Overall, men in full time work earn 14% more than women. When part time work is taken into consideration, the pay gap becomes 19.1%, compared to an EU average of 16.4% – and at the top end of the pay scale, the divide between men and women is nearly 55% according to the TUC. Campaigners have warned that, unless drastic action is taken, the pay gap will take a further 54 years to close.
“In recent years we’ve seen the best employers make ground breaking strides in tackling gender inequality,” said Nicky Morgan, Minister for women and equalities. “But the job won’t be complete until we see the talents of women and men recognised equally and fairly in every workplace.
That’s why I am announcing a raft of measures to support women in their careers from the classroom to the boardroom, leaving nowhere for gender inequality to hide.”
The proposed legislation comes just weeks after the Equality and Human Rights Commission found that, despite girls outperforming boys at university, female graduates start on salaries between £15,000 and just under £24,000, while men are more likely to attain salaries of £24,000 and above upon graduation.
Laura Carstensen, an EHRC commissioner, said: “45 years after the Equal Pay Act was brought in to herald an end to gender pay inequality, our research provides clear evidence that the old economic and societal barriers are still prevalent for working women and overshadowing the prospects of our girls and young women yet to enter the workplace.”
The proposed laws would require firms to:
- take a “snapshot” of what employees are being paid from April 2017 and publish the details by April 2018
- divide their pay distribution into four bands and work out the number of men and women in each quartile.
- publish the difference between their mean bonus payments paid to men and women, and the proportion of male and female employees that received a bonus
- publish their gender pay gap information on their website, accompanied by a written statement confirming that the information is accurate.
Requiring companies to publish the details of their gender pay gap on their company website will have a significant impact on brand image, reputation and ability to recruit and retain staff.
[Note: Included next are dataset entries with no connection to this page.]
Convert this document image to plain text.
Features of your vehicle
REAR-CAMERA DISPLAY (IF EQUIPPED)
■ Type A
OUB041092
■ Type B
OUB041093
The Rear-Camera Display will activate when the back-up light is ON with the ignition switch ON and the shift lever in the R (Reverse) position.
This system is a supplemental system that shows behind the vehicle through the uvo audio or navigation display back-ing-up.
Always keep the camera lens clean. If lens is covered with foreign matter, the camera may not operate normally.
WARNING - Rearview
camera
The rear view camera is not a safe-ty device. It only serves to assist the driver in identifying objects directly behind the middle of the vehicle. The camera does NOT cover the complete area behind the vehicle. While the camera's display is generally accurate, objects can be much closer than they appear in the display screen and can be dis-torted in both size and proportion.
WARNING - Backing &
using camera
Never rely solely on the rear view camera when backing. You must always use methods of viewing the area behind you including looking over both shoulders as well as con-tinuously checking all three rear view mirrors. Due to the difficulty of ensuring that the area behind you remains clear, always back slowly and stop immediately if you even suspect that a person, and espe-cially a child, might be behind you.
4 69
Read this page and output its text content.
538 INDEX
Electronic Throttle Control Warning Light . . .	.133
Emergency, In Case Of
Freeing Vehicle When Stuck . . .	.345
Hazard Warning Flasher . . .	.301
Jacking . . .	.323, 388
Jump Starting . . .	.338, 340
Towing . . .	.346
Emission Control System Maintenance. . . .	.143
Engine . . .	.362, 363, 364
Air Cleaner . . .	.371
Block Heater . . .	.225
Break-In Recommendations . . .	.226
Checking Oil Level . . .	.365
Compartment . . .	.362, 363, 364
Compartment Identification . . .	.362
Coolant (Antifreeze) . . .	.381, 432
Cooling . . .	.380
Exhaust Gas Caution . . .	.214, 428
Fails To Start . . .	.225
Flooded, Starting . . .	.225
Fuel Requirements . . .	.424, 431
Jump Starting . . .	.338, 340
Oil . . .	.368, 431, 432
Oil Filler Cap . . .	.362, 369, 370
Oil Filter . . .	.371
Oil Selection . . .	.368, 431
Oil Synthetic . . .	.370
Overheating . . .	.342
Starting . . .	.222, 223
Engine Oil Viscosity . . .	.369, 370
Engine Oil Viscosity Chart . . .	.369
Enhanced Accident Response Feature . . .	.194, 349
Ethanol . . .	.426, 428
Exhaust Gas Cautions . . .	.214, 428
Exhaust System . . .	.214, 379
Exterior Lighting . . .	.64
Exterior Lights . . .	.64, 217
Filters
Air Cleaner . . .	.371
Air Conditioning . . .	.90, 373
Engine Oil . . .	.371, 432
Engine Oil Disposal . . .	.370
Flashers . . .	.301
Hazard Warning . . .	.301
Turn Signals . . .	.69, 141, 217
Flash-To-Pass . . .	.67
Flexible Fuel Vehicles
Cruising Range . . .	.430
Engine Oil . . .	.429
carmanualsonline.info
Further, by bringing increased awareness to pay generally, the potential for costly equal pay disputes may well be significant.
Kate Hodgkiss, employment partner at DLA Piper, advises employers “to consider conducting a pay audit on an informal basis in advance of any regulations coming into effect”. If after doing so you find discrepancies in salaries between your female and male employees, you must investigate and be prepared to demonstrate that those differences are not related to the sex of the jobholders.
The legislation is expected to come into effect in October 2016, which will give companies six months before the first deadline to report their gender pay gap.